Gosto amargo de algo não concluído
O julgamento começara a 1º de março último, após oito anos de investigações permeadas de panes e impasses que ocasionaram uma crise na Bélgica, levando à demissão de ministros e a uma reforma do aparato policial. O fato de ter se arrastado por tanto tempo, sem ter esclarecido definitivamente a existência ou não de uma quadrilha de pedofilia envolvendo altos círculos da sociedade são destacados pela imprensa alemã em seus comentários.
Segundo o diário Neue Westfälische, de Bielefeld, a Justiça belga não tem do que se orgulhar, neste caso. Afinal, o Estado de Direito precisou de oito anos para responsabilizar Dutroux por suas atrocidades. "Oito anos que foram uma tortura para os familiares das vítimas, que têm direito a que o Estado demonstre capacidade de ação com uma Justiça que funcione." Independente do que tenha sido causa das inúmeras panes que ocorreram, "ainda há muitas coisas que precisam ser esclarecidas".
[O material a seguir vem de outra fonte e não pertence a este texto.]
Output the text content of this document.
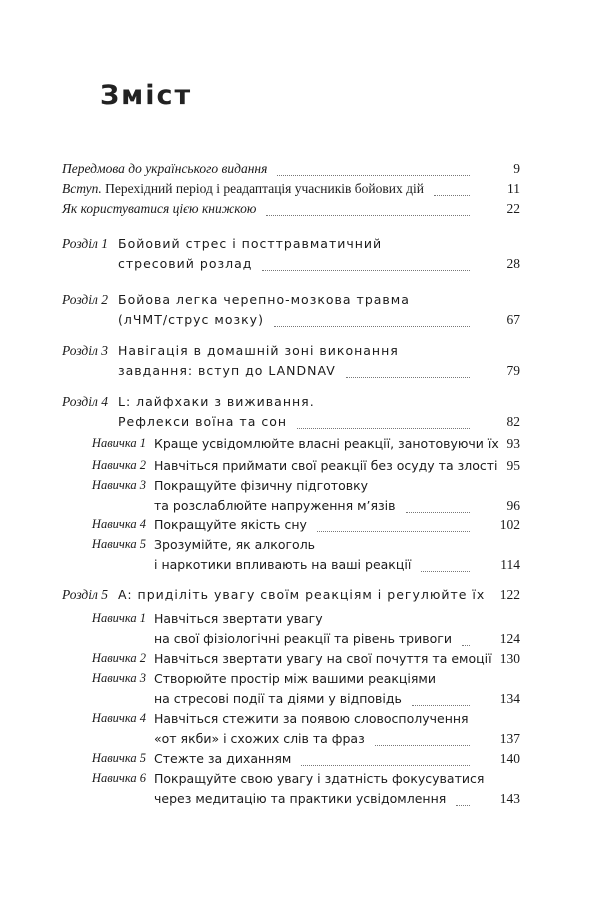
Зміст
Передмова до українського видання	9
Вступ. Перехідний період і реадаптація учасників бойових дій	11
Як користуватися цією книжкою	22
Розділ 1 Бойовий стрес і посттравматичний
стресовий розлад	28
Розділ 2 Бойова легка черепно-мозкова травма
(лЧМТ/струс мозку)	67
Розділ 3 Навігація в домашній зоні виконання
завдання: вступ до LANDNAV	79
Розділ 4 L: лайфхаки з виживання.
Рефлекси воїна та сон	82
Навичка 1 Краще усвідомлюйте власні реакції, занотовуючи їх 93
Навичка 2 Навчіться приймати свої реакції без осуду та злості 95
Навичка 3 Покращуйте фізичну підготовку
та розслаблюйте напруження м’язів	96
Навичка 4 Покращуйте якість сну	102
Навичка 5 Зрозумійте, як алкоголь
і наркотики впливають на ваші реакції	114
Розділ 5 A: приділіть увагу своїм реакціям і регулюйте їх 122
Навичка 1 Навчіться звертати увагу
на свої фізіологічні реакції та рівень тривоги	124
Навичка 2 Навчіться звертати увагу на свої почуття та емоції 130
Навичка 3 Створюйте простір між вашими реакціями
на стресові події та діями у відповідь	134
Навичка 4 Навчіться стежити за появою словосполучення
«от якби» і схожих слів та фраз	137
Навичка 5 Стежте за диханням	140
Навичка 6 Покращуйте свою увагу і здатність фокусуватися
через медитацію та практики усвідомлення	143
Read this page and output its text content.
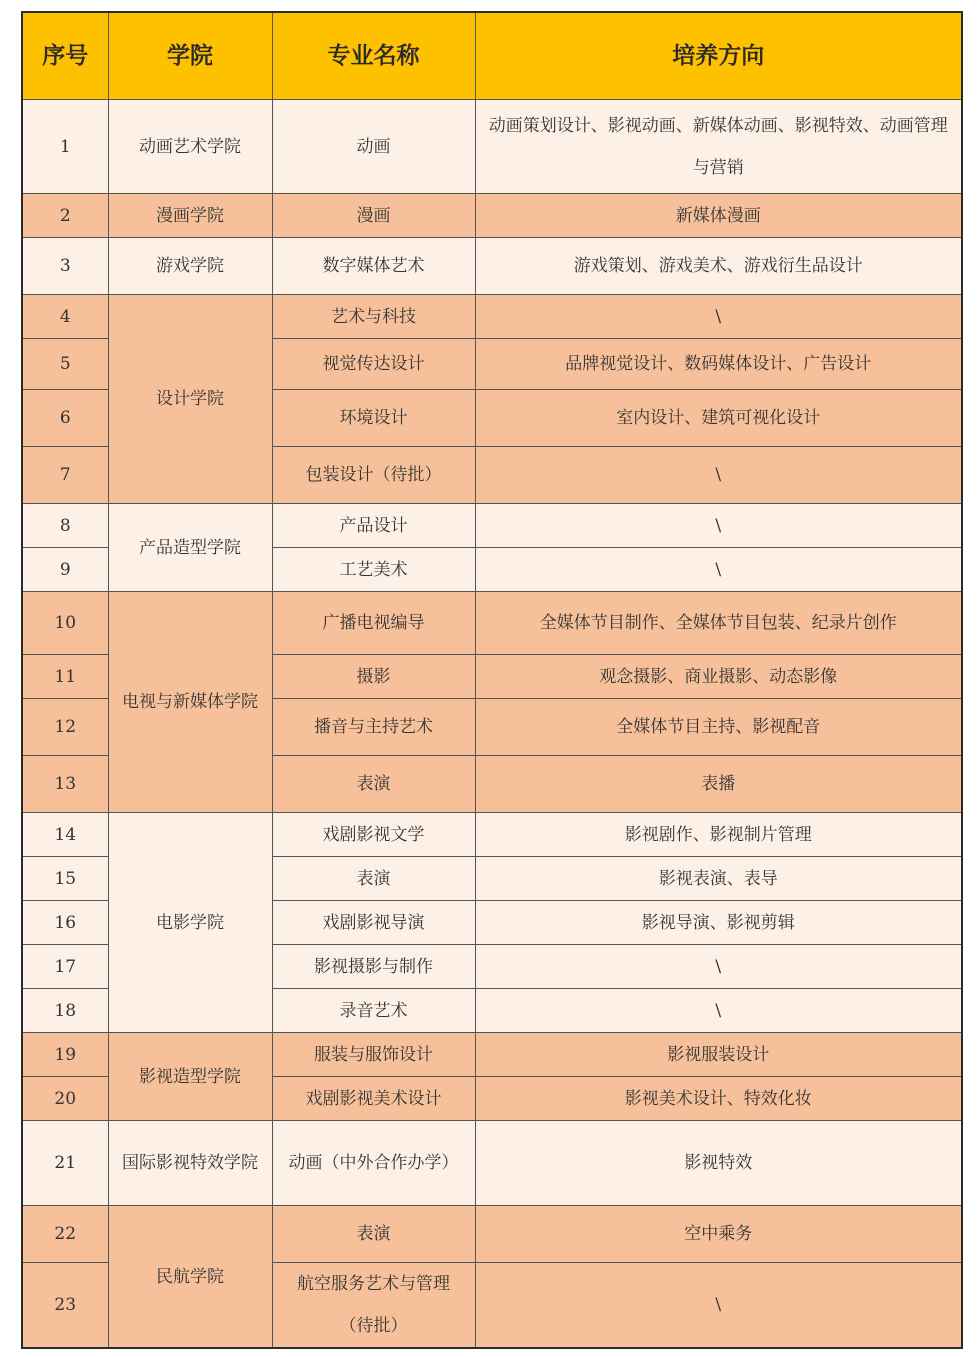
序号	学院	专业名称	培养方向
1	动画艺术学院	动画	动画策划设计、影视动画、新媒体动画、影视特效、动画管理与营销
2	漫画学院	漫画	新媒体漫画
3	游戏学院	数字媒体艺术	游戏策划、游戏美术、游戏衍生品设计
4	设计学院	艺术与科技	\
5		视觉传达设计	品牌视觉设计、数码媒体设计、广告设计
6		环境设计	室内设计、建筑可视化设计
7		包装设计（待批）	\
8	产品造型学院	产品设计	\
9		工艺美术	\
10	电视与新媒体学院	广播电视编导	全媒体节目制作、全媒体节目包装、纪录片创作
11		摄影	观念摄影、商业摄影、动态影像
12		播音与主持艺术	全媒体节目主持、影视配音
13		表演	表播
14	电影学院	戏剧影视文学	影视剧作、影视制片管理
15		表演	影视表演、表导
16		戏剧影视导演	影视导演、影视剪辑
17		影视摄影与制作	\
18		录音艺术	\
19	影视造型学院	服装与服饰设计	影视服装设计
20		戏剧影视美术设计	影视美术设计、特效化妆
21	国际影视特效学院	动画（中外合作办学）	影视特效
22	民航学院	表演	空中乘务
23		航空服务艺术与管理（待批）	\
O Fuldaer Zeitung, de Fulda, opina que, ao fim de quase quatro meses de julgamento, não se têm respostas satisfatórias para o que aconteceu realmente nove anos atrás, em Charleroi, e principalmente para o que está por trás de tudo. Para as vítimas que sobreviveram e os familiares, é certamente "um consolo que, afinal, se tenham pronunciado sentenças contra Dutroux e seus cúmplices. A satisfação causada pelo veredicto do juiz talvez seja para os pais o único caminho para superar os acontecimentos inconcebíveis. Mas, para todos que esperavam um efeito catártico para a Justiça belga e toda a sociedade, o resultado é decepcionante".
O Nordwest-Zeitung, de Oldenburg, também considera a sentença um desagravo para os pais das garotas seviciadas, torturadas e finalmente assassinadas. Mas continua sendo pelo menos questionável se ela bastará para "apagar para sempre as escuras sombras do passado. Tampouco fica claro se o aparato estatal da Bélgica saiu purificado desse julgamento caracterizado por panes misteriosas".
O Thüringer Allgemeine, de Erfurt, destaca que o caso não pode ser visto isoladamente, mesmo porque o próprio Dutroux, até o final, insistiu na existência de toda uma quadrilha que servia a uma clientela disposta a pagar muito pela satisfação de suas perversões. O fato de se ter ignorado durante muito tempo os indícios que apontavam para os crimes do pedófilo "não é, contudo, apenas um escândalo belga. O crime propaga-se por todos os países pela internet, sem que a Justiça ponha um fim a isso".
Este, aliás, é também o aspecto acentuado pelo General-Anzeiger, de Bonn: "Não se trata aqui apenas de um problema belga. Crianças maltratadas, seqüestradas, violentadas e assassinadas existem por toda a parte, todos os dias — também na Alemanha. [...] E as imagens de sexo com crianças que a internet propaga? E isto não é tudo [...] há muita coisa doentia na sociedade. Em toda a parte, não apenas na Bélgica."